Driving around the river, the winding road between escarpment and water. The light is leaving the sky, the water glistening in the way you imagine it does in a dream. The sky is leeched of all late-day colour and now it is the palest shade of, what? How could you describe that? As if in a dream, it's so soft you could wrap yourself in it because you have never seen anything so extraordinary. A shade of salmon, but not pink. I dare you to describe it.
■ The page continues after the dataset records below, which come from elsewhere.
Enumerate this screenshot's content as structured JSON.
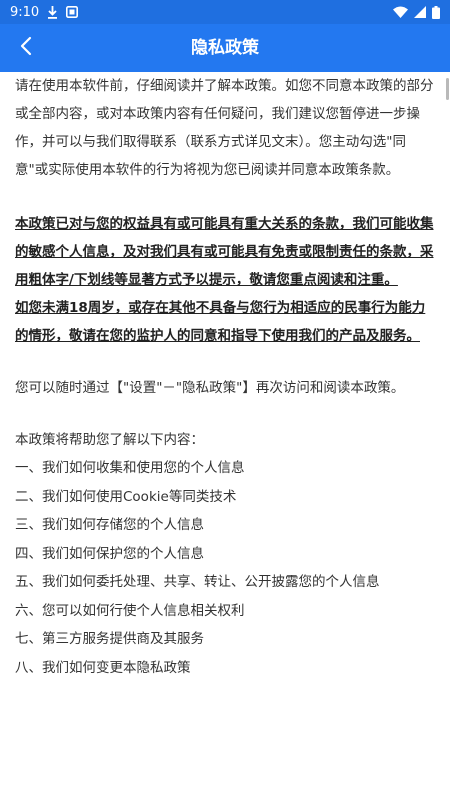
{
  "status_bar": {
    "time": "9:10",
    "left_icons": [
      "download-icon",
      "notification-icon"
    ],
    "right_icons": [
      "wifi-icon",
      "signal-icon",
      "battery-icon"
    ]
  },
  "app_bar": {
    "title": "隐私政策",
    "back_icon": "back-arrow-icon",
    "background": "#2378f0"
  },
  "content": {
    "intro": "请在使用本软件前，仔细阅读并了解本政策。如您不同意本政策的部分或全部内容，或对本政策内容有任何疑问，我们建议您暂停进一步操作，并可以与我们取得联系（联系方式详见文末）。您主动勾选\"同意\"或实际使用本软件的行为将视为您已阅读并同意本政策条款。",
    "notice_1": "本政策已对与您的权益具有或可能具有重大关系的条款，我们可能收集的敏感个人信息，及对我们具有或可能具有免责或限制责任的条款，采用粗体字/下划线等显著方式予以提示，敬请您重点阅读和注重。",
    "notice_2": "如您未满18周岁，或存在其他不具备与您行为相适应的民事行为能力的情形，敬请在您的监护人的同意和指导下使用我们的产品及服务。",
    "revisit": "您可以随时通过【\"设置\"－\"隐私政策\"】再次访问和阅读本政策。",
    "toc_intro": "本政策将帮助您了解以下内容：",
    "toc": [
      "一、我们如何收集和使用您的个人信息",
      "二、我们如何使用Cookie等同类技术",
      "三、我们如何存储您的个人信息",
      "四、我们如何保护您的个人信息",
      "五、我们如何委托处理、共享、转让、公开披露您的个人信息",
      "六、您可以如何行使个人信息相关权利",
      "七、第三方服务提供商及其服务",
      "八、我们如何变更本隐私政策"
    ]
  }
}
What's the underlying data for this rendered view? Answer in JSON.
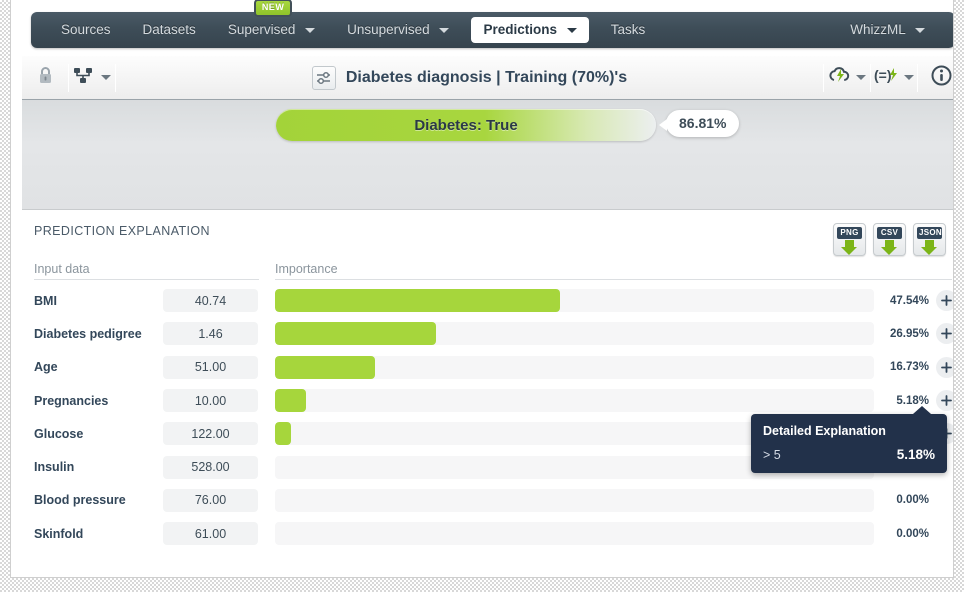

-- Even losing you (the joking voice, a gesture I love) I shan't have lied.14

1 quoted in Ric Sissons and Brian Stoddart, Cricket and Empire, George Allen & Unwin, Sydney, 1984, p. 21 2 Jean Devanny, Bird of Paradise, Frank Johnson, Sydney, 1945, pp. 11-15 3 Ghostcatching: a Virtual Dance Installation, Bill T. Jones, dancer / choreographer. January 6-Feb 13, 1999, Cooper Union School of Art, New York 4 Clement Semmler (ed), The War Despatches of Kenneth Slessor: Official Australian Correspondent 1040-1945, University of Queensland Press, St Lucia Qld, 1987, pp. 102-107 5 Ira Gitler, notes on Live at the Five Spot: Discovery!, Thelonious Monk Quartet. Blue Note, 1993 6 Thelonious Monk with John Coltrane, Jazzland, 0JC-039 7 Elvis Costello, 'Brilliant Mistake', Girls +Girls = Girls, Demon Records, 1989 8 Harry Mathews, 20 Lines a Day, Dalkey Archive Press Illinois State University, 1997, p. 92, p. 15, p. 51, p. 60 9 Victor Shklovsky, Mayakovsky and His Circle, Pluto Press, London, 1974, pp. 202-203 10 Elizabeth Bishop, 'One Art', Complete Poems, Chatto Poetry, 1991 11 Michael Ondaatje, Running in the Family, Picador, London, 1985 12 Joan Didion, The Last Thing He Wanted, Flamingo, London, 1997 13 Roland Barthes, 'Style and Its Image', The Rustle of Language, FSG, New York, 1986 14 Elizabeth Bishop, 'One Art', Complete Poems, Chatto Poetry, 1991.